Teeth in the fracture line were extracted only if they were carious/fractured/pathologically involved. In one out of ten patients in each group, vertically fractured tooth was present in the fracture line which was extracted intraoperatively.

Mean duration of surgery was more in the study group (58.50 ± 2.64 min) as compared to the control group (45.60 ± 2.57 min) because lateral arms of the new design plate required a precise adaptation of plate to the bone across the fracture line for superior stability. Placement of trocar system also demanded for some more amount of time.

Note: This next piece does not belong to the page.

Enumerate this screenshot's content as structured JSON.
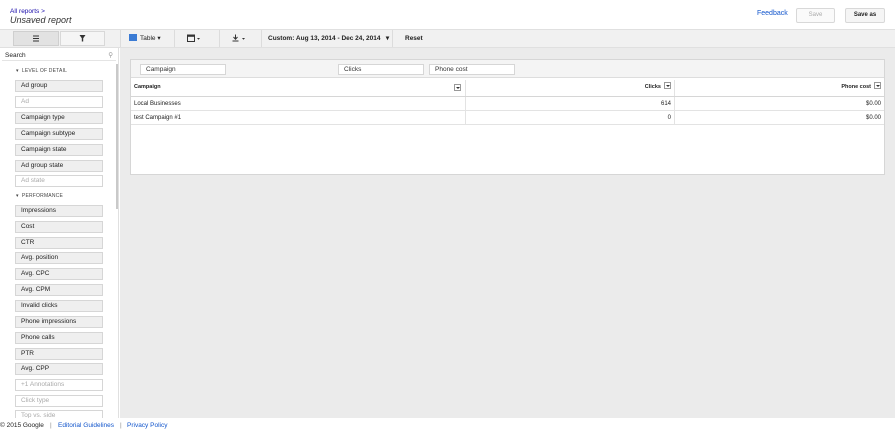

Using a custom-made gnathodynamometer, bite force was measured at the incisor and molar regions pre-operatively and on postoperative 12th day, 1st month, 3rd month, and 6th month. Bite force generated by patients treated with new design plates at the incisal region during all follow-ups did not show any significance but the bite force measured at the molar area on the fractured side and contralateral side showed significantly higher values on follow-up of 6 months. Encouraging results were seen similar to a study done by Yadav et al. [30] and Saxena et al. [31] wherein increase in bite force was seen after treating mandibular angle fractures using 3D miniplates.

This was also aligning with data provided by Suer et al. [3] from their study in which they did a biomechanical evaluation of this plate in vitro and concluded that new miniplate provided more biomechanical stability than the conventional Champy technique. It provided greater stability when subjected to lateral displacing forces leading to undisturbed healing and thus superior reduction of fractured mandible. This new design also offered a plating technique with very few major complications, such as facial nerve injury or visible scar tissue.

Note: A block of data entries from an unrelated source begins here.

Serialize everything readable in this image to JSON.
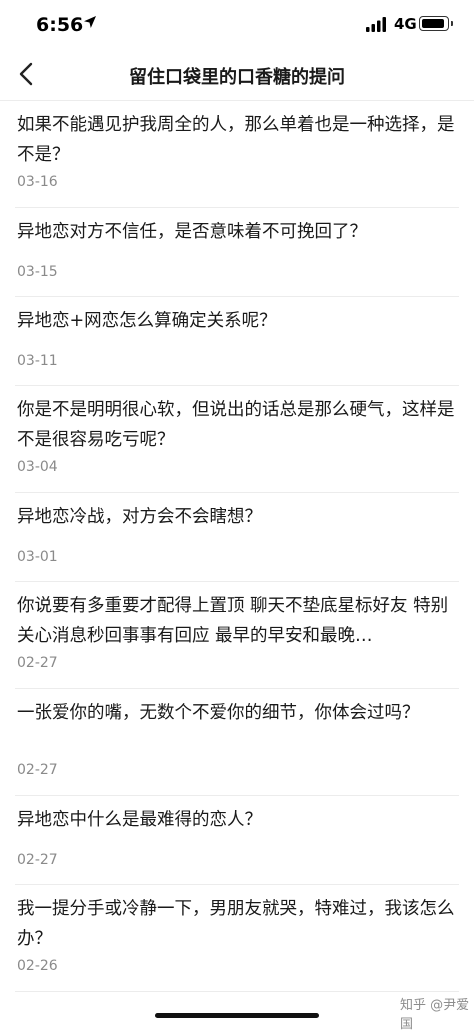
{
  "status_bar": {
    "time": "6:56",
    "network": "4G"
  },
  "nav": {
    "back_icon": "chevron-left-icon",
    "title": "留住口袋里的口香糖的提问"
  },
  "questions": [
    {
      "title": "如果不能遇见护我周全的人，那么单着也是一种选择，是不是？",
      "date": "03-16"
    },
    {
      "title": "异地恋对方不信任，是否意味着不可挽回了？",
      "date": "03-15"
    },
    {
      "title": "异地恋+网恋怎么算确定关系呢？",
      "date": "03-11"
    },
    {
      "title": "你是不是明明很心软，但说出的话总是那么硬气，这样是不是很容易吃亏呢？",
      "date": "03-04"
    },
    {
      "title": "异地恋冷战，对方会不会瞎想？",
      "date": "03-01"
    },
    {
      "title": "你说要有多重要才配得上置顶 聊天不垫底星标好友 特别关心消息秒回事事有回应 最早的早安和最晚…",
      "date": "02-27"
    },
    {
      "title": "一张爱你的嘴，无数个不爱你的细节，你体会过吗？",
      "date": "02-27"
    },
    {
      "title": "异地恋中什么是最难得的恋人？",
      "date": "02-27"
    },
    {
      "title": "我一提分手或冷静一下，男朋友就哭，特难过，我该怎么办？",
      "date": "02-26"
    }
  ],
  "watermark": "知乎 @尹爱国"
}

In the present study, there was no occlusion discrepancy in any of the groups in accordance with the studies of Koshy et al. [32] and Thapliyal et al. [33].

There was no significant difference for interincisal distance on pre-operative day, post-operative 12th day, 1st month, 3rd month, and 6th month follow-up. Though the mean interincisal distance was slightly higher in the study group, the difference was not statistically significant as in studies by Vineeth et al. [34] and Al-Moraissi and Ellis [2].

There were no associated complications encountered for any of the cases in the study group. While there were two cases of infection and wound dehiscence in the control group, both were treated without any further major complications. Clinical and radiographic assessment for healing was done in both the groups at the end of 12 days, 1 month, 3 months, and 6 months. At the end of 6 months, both groups had completely satisfactory bone healing.

Patients were followed up at the 12th day and 1st-, 3rd-, and 6th-month interval and orthopantomograms (OPG) were taken to assess reduction and stability of the fractures. All cases showed well united fracture fragments with complete obliteration of the fracture line and absence of any radiolucency at fracture site.

Considering the financial aspect, because the study group system requires use of transbuccal trocar, cost of plate was more compared to the conventional one. However, the difference in the cost can be counted negligible considering the proven advantages of the plate.

Conclusion

From our study, it can be concluded that bite force is a reliable parameter for assessing postoperative masticatory efficiency. Results imply towards the use of new design miniplate as it exceeded conventional miniplates in terms of withstanding masticatory load efficiency during osteosynthesis which leads to early restoration of chewing efficiency. It imparted better resistance to masticatory load, superior biomechanical stability, precise anatomical reduction, and uneventful healing at a cost-effective rate. Additionally, being biplanar, one plate itself compensates for the need of 2 conventional miniplates for treating the same fracture. It also has associated drawbacks such as need for transbuccal approach and increased operating time. The small sample size can be considered the limitation of this study. Henceforth, it is recommended to have a multicentric study with a larger sample size, long-term follow-up, additional electromyography (Bither et al. [35]), and correlation among these studies to authenticate our claims.